Think of a choroid plexus cyst like a tiny water balloon inside the brain. These cysts form in the choroid plexus, the part of the brain that makes cerebrospinal fluid. Most of the time, they're just hanging out, not causing any trouble or symptoms.
Can these cysts turn into something serious?
Generally, no need to worry. In most cases, choroid plexus cysts are harmless and don't lead to any health issues. They usually go away on their own by the time a baby is born. However, if a doctor spots one during an ultrasound, they might suggest additional tests to rule out any related conditions.
How common are choroid plexus cysts?
Pretty common, actually. They pop up in about 1 to 2% of all pregnancies. So, if you've got one, you're definitely not alone. Most parents find out about them during a routine ultrasound in the second trimester.
Do choroid plexus cysts cause symptoms?
Nope, they're sneaky little things. Choroid plexus cysts usually don't cause any symptoms at all. That's why most folks only learn about them through ultrasound scans. They're silent bystanders, not causing any fuss.
What happens if my baby has a choroid plexus cyst?

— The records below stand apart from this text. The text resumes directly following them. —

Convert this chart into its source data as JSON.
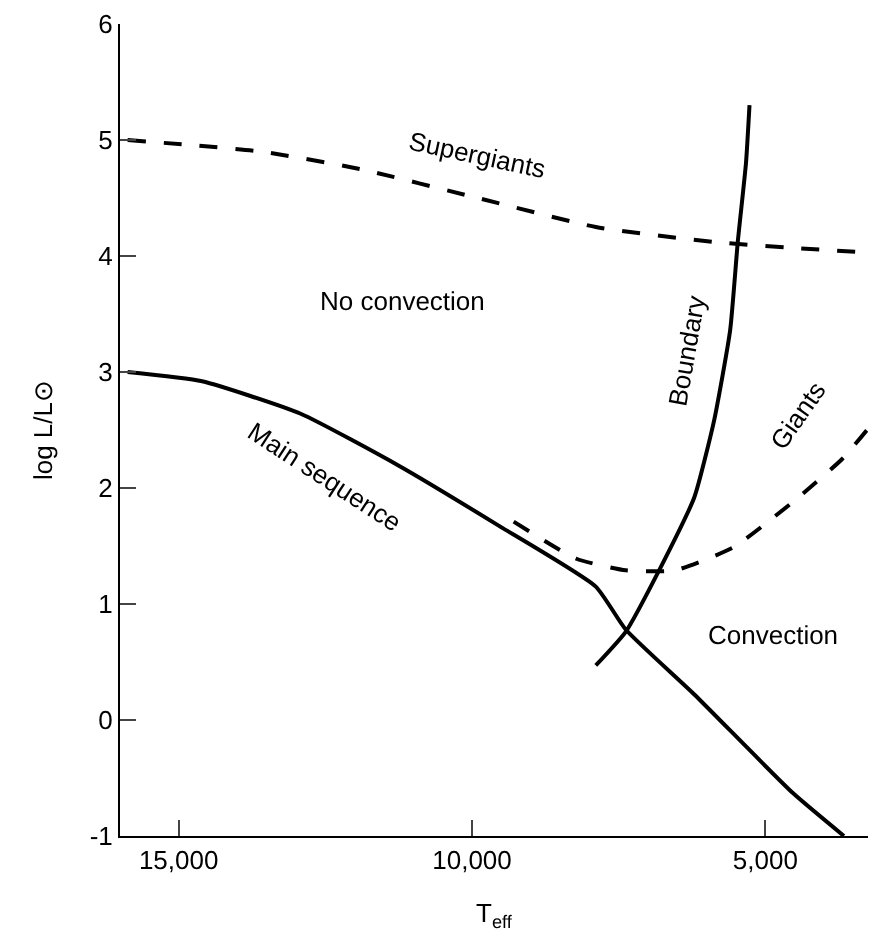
{
  "chart_data": {
    "type": "line",
    "xlabel": "T$_{eff}$",
    "ylabel": "log L/L⊙",
    "xlim": [
      16000,
      3250
    ],
    "xticks": [
      {
        "value": 15000,
        "label": "15,000"
      },
      {
        "value": 10000,
        "label": "10,000"
      },
      {
        "value": 5000,
        "label": "5,000"
      }
    ],
    "ylim": [
      -1,
      6
    ],
    "yticks": [
      -1,
      0,
      1,
      2,
      3,
      4,
      5,
      6
    ],
    "grid": false,
    "legend": false,
    "marker": "none",
    "series": [
      {
        "name": "Supergiants",
        "color": "#000000",
        "line_style": "dashed",
        "x": [
          15870,
          13590,
          11910,
          9900,
          7890,
          5870,
          4530,
          3250
        ],
        "values": [
          5.0,
          4.9,
          4.75,
          4.5,
          4.25,
          4.12,
          4.07,
          4.03
        ]
      },
      {
        "name": "Main sequence",
        "color": "#000000",
        "line_style": "solid",
        "x": [
          15870,
          14600,
          12920,
          11240,
          9560,
          7890,
          7380,
          6210,
          4530,
          3660
        ],
        "values": [
          3.0,
          2.92,
          2.64,
          2.19,
          1.68,
          1.15,
          0.78,
          0.22,
          -0.63,
          -1.0
        ]
      },
      {
        "name": "Boundary",
        "color": "#000000",
        "line_style": "solid",
        "x": [
          7890,
          7380,
          6780,
          6210,
          5870,
          5600,
          5470,
          5330,
          5270
        ],
        "values": [
          0.47,
          0.76,
          1.32,
          1.92,
          2.59,
          3.36,
          4.12,
          4.8,
          5.3
        ]
      },
      {
        "name": "Giants",
        "color": "#000000",
        "line_style": "dashed",
        "x": [
          9290,
          8220,
          7380,
          6540,
          5540,
          4530,
          3690,
          3250
        ],
        "values": [
          1.71,
          1.39,
          1.29,
          1.29,
          1.49,
          1.88,
          2.25,
          2.51
        ]
      }
    ],
    "annotations": [
      "No convection",
      "Convection"
    ]
  }
}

First off, try not to stress. If an ultrasound shows a cyst, your doctor might suggest a follow-up scan or additional testing just to make sure everything else is looking good. In the vast majority of cases, these cysts resolve on their own and don't affect the baby's development.
Is there any treatment needed for choroid plexus cysts?
Since these cysts tend to resolve on their own and don't cause problems, treatment usually isn't necessary. Your doctor will likely recommend monitoring through ultrasound to watch the cyst. Most of the time, that's all that's needed.
Can adults have choroid plexus cysts, or are they only in babies?
While they're most commonly talked about in relation to prenatal ultrasounds, adults can have them too. But just like in babies, they're usually harmless and often go unnoticed unless you're having brain scans for some other reason.